Panglima Ketua Penguasa Perang Daerah Tentara dan Territorium (TT) II Sriwidjaja Tingkat I Sumatera Selatan, Letkol Barlian, mengeluarkan Surat Keputusan (SK) No. 132/SEP/’58 pada 10 April 1958. SK mengenai pendirian Bank Pembangunan Sumatera Selatan ini berlaku surut mulai 6 November 1957. Dengan demikian, 6 November 1957 dicatat sebagai hari lahir PT Bank Pembangunan Sumatera Selatan.
Panglima Ketua Penguasa Perang Daerah TT II Sriwidjaja Tingkat I Sumatera Selatan, Letnan Kolonel Harun Sohar, yang menggantikan Letkol Barlian pada 14 Mei 1958, kemudian mendaftarkan pendirian PT Bank Pembangunan Sumatera Selatan ke Notaris Tan Thong Kie, 29 September 1958, sehingga tercatat sebagai Akta Notaris No. 54 (Tambahan Berita-Negara RI 17/7-1959 No. 57).
Pendirian bank ini didaftarkan oleh Mayor TNI Roesnawi, Kepala Staf Harian Penguasa Perang TT II Sriwidjaja, atas kuasa Letnan Kolonel Harun Sohar, Penjabat Panglima Penguasa Perang TT II Sriwidjaja. Pendaftar kedua adalah Mr. H. Makmoen Soelaiman, Penjabat Presiden Direktur Bank Pembangunan Sumatera Selatan.

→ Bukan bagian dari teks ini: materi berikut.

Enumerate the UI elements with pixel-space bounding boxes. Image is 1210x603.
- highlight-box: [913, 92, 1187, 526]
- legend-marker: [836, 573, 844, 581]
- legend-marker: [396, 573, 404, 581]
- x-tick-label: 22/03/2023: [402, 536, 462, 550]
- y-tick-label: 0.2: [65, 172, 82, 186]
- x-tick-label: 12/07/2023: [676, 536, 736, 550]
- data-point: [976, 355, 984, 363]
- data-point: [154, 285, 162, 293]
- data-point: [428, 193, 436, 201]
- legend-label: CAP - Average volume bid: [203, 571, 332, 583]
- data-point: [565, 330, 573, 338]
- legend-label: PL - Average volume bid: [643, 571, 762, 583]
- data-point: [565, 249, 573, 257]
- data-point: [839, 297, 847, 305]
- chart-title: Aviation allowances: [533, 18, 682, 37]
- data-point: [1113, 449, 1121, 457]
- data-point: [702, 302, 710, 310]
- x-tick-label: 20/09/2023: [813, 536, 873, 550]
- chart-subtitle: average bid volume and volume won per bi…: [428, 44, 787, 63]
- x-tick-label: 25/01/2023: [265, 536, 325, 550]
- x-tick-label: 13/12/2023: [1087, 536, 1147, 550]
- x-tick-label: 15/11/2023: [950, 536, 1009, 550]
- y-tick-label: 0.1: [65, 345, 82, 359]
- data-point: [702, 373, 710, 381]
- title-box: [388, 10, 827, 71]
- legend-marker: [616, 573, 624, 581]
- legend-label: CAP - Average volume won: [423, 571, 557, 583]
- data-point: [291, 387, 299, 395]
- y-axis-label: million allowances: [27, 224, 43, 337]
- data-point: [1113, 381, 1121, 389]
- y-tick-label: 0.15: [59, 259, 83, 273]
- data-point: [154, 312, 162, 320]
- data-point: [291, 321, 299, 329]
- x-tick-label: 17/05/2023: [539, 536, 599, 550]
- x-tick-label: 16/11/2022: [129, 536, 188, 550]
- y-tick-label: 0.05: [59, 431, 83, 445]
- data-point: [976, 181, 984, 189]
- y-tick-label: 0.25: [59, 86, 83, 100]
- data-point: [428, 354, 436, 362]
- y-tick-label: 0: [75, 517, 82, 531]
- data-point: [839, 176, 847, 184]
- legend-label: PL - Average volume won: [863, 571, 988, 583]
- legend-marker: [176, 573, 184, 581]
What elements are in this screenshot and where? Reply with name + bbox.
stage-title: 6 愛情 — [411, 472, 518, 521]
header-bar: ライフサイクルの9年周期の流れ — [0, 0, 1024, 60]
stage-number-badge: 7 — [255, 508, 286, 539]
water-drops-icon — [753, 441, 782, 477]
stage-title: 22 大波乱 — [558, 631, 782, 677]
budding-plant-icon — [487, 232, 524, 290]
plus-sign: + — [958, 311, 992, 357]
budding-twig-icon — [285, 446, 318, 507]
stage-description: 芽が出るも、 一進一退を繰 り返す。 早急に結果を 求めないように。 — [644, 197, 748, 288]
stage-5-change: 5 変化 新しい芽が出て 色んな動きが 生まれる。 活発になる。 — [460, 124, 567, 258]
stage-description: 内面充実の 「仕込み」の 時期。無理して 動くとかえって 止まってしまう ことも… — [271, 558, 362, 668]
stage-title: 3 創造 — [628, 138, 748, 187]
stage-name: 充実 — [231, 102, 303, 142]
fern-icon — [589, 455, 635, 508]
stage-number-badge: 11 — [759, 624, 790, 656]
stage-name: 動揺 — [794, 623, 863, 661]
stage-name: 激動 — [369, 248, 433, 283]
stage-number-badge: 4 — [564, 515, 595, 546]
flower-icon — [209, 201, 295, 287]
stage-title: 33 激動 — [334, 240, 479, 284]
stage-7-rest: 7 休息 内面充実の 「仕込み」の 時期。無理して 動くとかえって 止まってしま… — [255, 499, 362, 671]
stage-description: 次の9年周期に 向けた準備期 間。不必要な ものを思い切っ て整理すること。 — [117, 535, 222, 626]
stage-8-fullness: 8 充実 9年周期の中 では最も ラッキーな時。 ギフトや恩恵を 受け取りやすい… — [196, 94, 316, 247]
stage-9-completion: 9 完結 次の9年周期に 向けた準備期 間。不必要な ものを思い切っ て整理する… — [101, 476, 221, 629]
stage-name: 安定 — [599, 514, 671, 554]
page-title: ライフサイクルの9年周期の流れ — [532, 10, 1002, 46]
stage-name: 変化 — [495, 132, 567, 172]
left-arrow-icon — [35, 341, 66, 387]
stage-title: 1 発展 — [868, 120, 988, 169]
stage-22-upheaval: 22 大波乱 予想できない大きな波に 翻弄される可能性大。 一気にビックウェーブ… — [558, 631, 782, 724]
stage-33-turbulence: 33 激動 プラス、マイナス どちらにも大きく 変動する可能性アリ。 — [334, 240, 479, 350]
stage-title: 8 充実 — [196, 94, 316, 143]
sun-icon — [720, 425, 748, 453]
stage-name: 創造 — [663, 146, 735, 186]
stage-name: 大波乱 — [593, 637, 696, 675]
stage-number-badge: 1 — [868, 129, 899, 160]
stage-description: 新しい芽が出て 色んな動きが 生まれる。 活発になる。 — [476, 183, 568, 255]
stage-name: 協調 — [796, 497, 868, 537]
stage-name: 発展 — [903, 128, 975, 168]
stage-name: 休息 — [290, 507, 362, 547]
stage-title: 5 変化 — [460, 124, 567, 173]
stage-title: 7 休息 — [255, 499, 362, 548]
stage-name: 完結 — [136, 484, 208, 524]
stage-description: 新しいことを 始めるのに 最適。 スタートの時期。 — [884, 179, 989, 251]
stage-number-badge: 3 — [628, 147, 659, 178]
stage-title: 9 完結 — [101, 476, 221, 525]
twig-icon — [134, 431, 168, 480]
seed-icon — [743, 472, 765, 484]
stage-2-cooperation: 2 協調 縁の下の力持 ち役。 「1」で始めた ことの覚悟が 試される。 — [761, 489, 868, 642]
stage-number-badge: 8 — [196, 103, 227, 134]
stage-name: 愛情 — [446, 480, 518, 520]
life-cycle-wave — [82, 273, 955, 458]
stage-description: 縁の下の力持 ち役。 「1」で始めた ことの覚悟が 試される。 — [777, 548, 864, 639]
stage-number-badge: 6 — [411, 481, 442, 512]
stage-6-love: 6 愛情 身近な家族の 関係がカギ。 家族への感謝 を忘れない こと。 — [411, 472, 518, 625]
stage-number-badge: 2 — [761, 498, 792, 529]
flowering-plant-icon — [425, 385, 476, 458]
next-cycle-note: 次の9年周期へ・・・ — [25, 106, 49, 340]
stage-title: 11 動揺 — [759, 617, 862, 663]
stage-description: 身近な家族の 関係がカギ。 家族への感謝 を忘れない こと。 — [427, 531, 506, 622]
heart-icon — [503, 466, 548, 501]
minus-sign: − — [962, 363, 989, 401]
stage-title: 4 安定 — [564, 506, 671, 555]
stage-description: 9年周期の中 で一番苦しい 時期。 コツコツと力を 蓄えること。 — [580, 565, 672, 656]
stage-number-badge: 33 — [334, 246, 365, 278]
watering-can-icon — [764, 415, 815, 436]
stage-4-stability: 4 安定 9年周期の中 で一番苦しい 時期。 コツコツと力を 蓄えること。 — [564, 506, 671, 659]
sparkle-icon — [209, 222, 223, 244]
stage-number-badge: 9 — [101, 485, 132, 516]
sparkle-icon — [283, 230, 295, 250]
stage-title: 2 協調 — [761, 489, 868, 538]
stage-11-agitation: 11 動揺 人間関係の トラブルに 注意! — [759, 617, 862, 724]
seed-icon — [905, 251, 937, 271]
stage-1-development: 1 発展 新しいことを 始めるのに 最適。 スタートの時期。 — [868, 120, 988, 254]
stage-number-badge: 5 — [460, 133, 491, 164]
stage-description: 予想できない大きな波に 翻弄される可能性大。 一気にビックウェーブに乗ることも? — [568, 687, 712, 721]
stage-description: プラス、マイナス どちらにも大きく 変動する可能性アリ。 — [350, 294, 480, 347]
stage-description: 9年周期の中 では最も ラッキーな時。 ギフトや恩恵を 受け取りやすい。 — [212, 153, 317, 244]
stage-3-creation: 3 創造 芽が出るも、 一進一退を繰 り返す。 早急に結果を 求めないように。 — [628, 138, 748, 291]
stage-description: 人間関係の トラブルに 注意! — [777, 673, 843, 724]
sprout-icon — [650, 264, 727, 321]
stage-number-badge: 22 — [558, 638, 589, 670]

Bank ini, terletak di kawasan Jl. Tengkuruk (kini Jl. Jenderal Sudirman), menempati eks-Gedung Sekolah Misi Methodist. Sejak didirikan awal abad ke-20 hingga tahun 1950-an, masyarakat Palembang menyebutnya sebagai sekolah Inggris dan jalan itu masih disebut sebagai Jalan Sekolah. Ini mengacu kepada nama jalan semasa pemerintah kolonial, yaitu Schoolweg.